When you trust too much

While his career has mostly been a success, Kyalo speaks openly about his failure, especially when he started his first school.

In 2008, Kyalo started a daycare centre at an abandoned house in Kileleshwa and called it Like Mother’s Home. He only had three children; his child and two other children of domestic workers from the neighbourhood.

Within a year, more people enrolled their children and he had almost 30 children. “From the daycare centre I scaled up to Goodrich Kindergarten and employed competent people to work with.”

His inability to speak fluent English prompted him to take his wife to an ECDE college to help manage the school.

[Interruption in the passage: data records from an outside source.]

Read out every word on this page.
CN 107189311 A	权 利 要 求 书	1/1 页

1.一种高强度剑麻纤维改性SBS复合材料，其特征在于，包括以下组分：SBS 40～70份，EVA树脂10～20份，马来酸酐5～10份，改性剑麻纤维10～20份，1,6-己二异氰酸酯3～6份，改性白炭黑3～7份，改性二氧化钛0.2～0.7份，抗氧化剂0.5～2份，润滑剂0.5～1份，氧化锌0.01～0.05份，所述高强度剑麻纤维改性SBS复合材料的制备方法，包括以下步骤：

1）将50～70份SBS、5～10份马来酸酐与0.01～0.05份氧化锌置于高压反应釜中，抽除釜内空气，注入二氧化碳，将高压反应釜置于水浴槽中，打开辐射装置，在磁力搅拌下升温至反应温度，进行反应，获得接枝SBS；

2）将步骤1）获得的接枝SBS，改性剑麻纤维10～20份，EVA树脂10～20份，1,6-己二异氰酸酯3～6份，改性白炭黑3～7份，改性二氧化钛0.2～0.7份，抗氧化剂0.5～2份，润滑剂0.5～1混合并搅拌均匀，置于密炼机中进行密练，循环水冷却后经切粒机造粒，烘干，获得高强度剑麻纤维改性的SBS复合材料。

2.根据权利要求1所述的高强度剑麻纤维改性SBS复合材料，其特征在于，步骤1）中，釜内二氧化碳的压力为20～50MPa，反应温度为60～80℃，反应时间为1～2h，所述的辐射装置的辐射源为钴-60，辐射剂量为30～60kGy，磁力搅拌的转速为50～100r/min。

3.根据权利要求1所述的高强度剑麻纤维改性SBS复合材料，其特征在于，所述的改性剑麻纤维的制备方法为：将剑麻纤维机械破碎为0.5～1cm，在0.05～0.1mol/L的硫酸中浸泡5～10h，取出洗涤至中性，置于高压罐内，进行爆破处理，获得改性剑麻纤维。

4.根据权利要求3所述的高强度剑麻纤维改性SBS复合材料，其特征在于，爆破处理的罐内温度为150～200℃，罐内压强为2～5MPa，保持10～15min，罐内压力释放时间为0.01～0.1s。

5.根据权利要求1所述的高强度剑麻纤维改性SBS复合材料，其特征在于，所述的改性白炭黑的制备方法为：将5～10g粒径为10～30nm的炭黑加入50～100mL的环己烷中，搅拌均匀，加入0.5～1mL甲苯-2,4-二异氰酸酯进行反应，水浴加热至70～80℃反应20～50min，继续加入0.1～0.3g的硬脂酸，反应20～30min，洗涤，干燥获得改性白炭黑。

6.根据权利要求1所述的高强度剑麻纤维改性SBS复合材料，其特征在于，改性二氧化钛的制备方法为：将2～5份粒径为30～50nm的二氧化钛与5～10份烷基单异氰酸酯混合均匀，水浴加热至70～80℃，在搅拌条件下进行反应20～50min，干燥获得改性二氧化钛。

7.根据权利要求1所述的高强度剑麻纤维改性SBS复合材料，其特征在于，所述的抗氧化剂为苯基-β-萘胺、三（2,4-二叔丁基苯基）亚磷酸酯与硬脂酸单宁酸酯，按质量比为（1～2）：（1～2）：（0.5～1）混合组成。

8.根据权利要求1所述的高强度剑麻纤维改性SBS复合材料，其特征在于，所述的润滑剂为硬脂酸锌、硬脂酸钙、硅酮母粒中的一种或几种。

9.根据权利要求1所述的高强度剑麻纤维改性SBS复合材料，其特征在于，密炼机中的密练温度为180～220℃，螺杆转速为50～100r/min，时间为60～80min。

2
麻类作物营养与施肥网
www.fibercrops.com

She became the pillar of management but barely two months later she passed away on the school term opening day.

“While her body was still in the morgue, one of the teachers who helped with the school’s management told people the school had closed and out of the trust the parents had for the teachers, they transferred their children. I was left with only seven.”

“I was grief-stricken at my double tragedy. I went and buried my wife and consoled myself. I started marketing from the ground up.”

Today, Kyalo is transforming the lives of slow learners through Goodrich Foundation, having overcome his own academic challenges.

“Goodrich is unique because we ensure each child is catered for individually. Each class has less than 30 children because we want every child to be given the attention they deserve. We also don’t reward by merit of who came out best but rather who improved the most. Even if it is the last child that has improved more than the first,” he says of Goodrich Schools, which have more than 1,000 pupils and 35 teachers.

The school has academic clinics every term to meet parents and children to discuss their challenges. Sometimes, he says, they even go the extra mile to find out why a child is failing, finding out what’s happening at home and addressing it with parents.

“A slow learner is not failure; the understanding, inspiration and patience of a passionate teacher, makes a difference in a child’s learning abilities to discover and unlock their full potential.”